Diagnosing FASD remains a complex process. This reality is reflected in the crafting of a guideline intended for health care providers with specialized training and experience, who are part of multidisciplinary diagnostic teams. Family physicians may also find the guideline useful, but a diagnosis of FASD must be made with input from other experienced health care professionals.
Dr. Jocelyn Cook is the lead author of the newly published guidelines, supported by researchers from NeuroDevNet and the Canada Fetal Alcohol Spectrum Disorder Research Network (CanFASD), including Drs. Ab Chudley and Courtney Green.
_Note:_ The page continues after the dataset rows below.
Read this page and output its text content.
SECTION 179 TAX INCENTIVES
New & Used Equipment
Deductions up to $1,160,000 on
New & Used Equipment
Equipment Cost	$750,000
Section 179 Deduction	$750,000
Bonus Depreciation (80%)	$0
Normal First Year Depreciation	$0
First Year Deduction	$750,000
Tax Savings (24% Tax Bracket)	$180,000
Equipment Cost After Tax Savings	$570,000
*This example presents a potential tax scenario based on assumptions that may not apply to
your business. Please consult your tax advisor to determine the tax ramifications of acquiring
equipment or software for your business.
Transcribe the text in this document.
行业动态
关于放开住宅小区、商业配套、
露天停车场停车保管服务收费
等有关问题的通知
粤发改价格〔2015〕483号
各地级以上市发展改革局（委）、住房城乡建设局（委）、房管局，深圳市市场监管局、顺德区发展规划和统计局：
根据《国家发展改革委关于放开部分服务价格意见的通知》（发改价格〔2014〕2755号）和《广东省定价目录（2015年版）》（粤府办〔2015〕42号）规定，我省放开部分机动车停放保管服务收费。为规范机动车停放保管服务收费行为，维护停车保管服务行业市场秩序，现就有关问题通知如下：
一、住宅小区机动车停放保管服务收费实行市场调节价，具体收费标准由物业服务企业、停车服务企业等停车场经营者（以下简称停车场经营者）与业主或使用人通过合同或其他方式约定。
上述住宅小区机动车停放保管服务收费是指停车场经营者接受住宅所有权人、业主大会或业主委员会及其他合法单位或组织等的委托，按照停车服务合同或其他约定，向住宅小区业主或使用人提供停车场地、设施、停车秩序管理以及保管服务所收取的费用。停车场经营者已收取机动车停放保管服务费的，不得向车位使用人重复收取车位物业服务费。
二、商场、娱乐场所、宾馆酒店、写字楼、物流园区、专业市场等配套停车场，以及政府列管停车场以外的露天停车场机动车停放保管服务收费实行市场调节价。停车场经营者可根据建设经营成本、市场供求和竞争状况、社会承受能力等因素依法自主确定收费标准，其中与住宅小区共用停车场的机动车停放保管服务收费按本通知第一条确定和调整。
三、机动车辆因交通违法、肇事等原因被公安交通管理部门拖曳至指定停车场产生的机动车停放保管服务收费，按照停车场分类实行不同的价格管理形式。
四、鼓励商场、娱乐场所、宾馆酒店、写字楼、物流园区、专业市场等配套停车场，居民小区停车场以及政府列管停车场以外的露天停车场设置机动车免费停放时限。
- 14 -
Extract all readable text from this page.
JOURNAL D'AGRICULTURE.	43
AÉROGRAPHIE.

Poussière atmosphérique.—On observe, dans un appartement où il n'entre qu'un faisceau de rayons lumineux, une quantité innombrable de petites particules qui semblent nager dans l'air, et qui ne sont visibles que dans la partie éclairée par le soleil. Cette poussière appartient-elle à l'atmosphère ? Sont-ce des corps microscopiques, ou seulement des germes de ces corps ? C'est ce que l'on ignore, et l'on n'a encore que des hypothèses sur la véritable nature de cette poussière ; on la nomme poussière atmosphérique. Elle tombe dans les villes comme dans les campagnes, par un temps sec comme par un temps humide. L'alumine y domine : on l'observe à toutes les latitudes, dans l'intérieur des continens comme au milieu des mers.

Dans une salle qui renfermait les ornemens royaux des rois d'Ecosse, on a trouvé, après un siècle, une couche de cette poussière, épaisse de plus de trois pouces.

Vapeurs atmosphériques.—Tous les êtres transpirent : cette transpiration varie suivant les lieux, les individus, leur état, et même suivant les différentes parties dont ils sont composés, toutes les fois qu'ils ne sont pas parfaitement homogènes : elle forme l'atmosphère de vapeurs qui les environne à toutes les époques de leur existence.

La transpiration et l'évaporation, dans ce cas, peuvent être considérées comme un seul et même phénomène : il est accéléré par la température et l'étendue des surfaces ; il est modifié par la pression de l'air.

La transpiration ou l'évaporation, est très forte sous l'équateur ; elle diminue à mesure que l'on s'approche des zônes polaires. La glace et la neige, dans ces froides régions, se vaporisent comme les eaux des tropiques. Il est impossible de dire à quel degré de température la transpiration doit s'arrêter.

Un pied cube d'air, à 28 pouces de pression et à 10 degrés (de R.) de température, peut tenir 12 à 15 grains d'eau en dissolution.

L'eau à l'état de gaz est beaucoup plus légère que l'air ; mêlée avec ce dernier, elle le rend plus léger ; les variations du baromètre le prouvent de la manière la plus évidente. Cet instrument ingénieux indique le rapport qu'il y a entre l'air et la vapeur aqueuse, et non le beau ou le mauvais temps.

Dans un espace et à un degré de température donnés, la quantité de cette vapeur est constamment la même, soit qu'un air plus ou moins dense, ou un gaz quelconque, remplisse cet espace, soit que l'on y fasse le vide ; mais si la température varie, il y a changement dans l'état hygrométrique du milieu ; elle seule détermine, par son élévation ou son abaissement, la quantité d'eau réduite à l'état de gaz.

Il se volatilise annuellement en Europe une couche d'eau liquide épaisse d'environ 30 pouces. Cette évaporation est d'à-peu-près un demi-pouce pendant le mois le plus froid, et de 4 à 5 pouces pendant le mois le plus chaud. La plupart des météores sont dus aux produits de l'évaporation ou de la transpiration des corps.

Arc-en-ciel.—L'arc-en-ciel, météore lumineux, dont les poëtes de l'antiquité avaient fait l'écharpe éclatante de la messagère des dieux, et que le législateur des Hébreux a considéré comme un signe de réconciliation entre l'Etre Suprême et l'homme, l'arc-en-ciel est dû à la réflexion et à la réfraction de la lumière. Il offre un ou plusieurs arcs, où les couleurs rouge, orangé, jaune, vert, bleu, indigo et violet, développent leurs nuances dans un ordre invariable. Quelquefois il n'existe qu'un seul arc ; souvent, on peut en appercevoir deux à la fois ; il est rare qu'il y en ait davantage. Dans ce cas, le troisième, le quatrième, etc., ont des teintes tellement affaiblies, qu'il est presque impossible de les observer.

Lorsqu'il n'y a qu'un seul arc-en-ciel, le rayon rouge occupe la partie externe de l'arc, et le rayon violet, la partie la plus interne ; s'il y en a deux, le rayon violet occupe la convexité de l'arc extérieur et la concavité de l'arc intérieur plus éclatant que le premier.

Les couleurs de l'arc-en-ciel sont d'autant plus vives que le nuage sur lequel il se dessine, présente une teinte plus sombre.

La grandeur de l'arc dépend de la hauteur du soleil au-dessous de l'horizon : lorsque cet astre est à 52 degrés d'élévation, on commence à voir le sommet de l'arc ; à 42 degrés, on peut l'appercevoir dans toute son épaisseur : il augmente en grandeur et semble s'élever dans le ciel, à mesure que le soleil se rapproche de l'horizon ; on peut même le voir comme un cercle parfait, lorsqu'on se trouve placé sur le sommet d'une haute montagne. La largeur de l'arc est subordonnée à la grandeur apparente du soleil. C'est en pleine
The work was funded by the Public Health Agency of Canada.
Key recommendations from the guidelines include:
• Counseling women and their partners about abstinence from alcohol during pregnancy or when planning a pregnancy
• Screening of all pregnant women and new mothers for alcohol use by trained professionals using tested tools
• Referring individuals for possible diagnosis if there is evidence of prenatal exposure to alcohol at levels associated with adverse brain function
• Conducting complete social and medical histories of patients suspected of having FASD
Other recommendations address the sentinel facial features associated with exposure to alcohol during pregnancy, the complex nature of alcohol-induced brain injury and differential diagnoses. The guideline includes an algorithm to help multidisciplinary teams decisions as they diagnose the disorder using the guidelines.
“Just as diagnosing FASD is important, so too is ensuring the patient and their caregivers receive the support they need to obtain necessary services that may improve quality of life,” Dr. Cook said. “They will need specialized support from a team of experts such as child development specialists, occupational therapists, speech-language therapists, psychologists and specialized physician supports, depending on their ages.”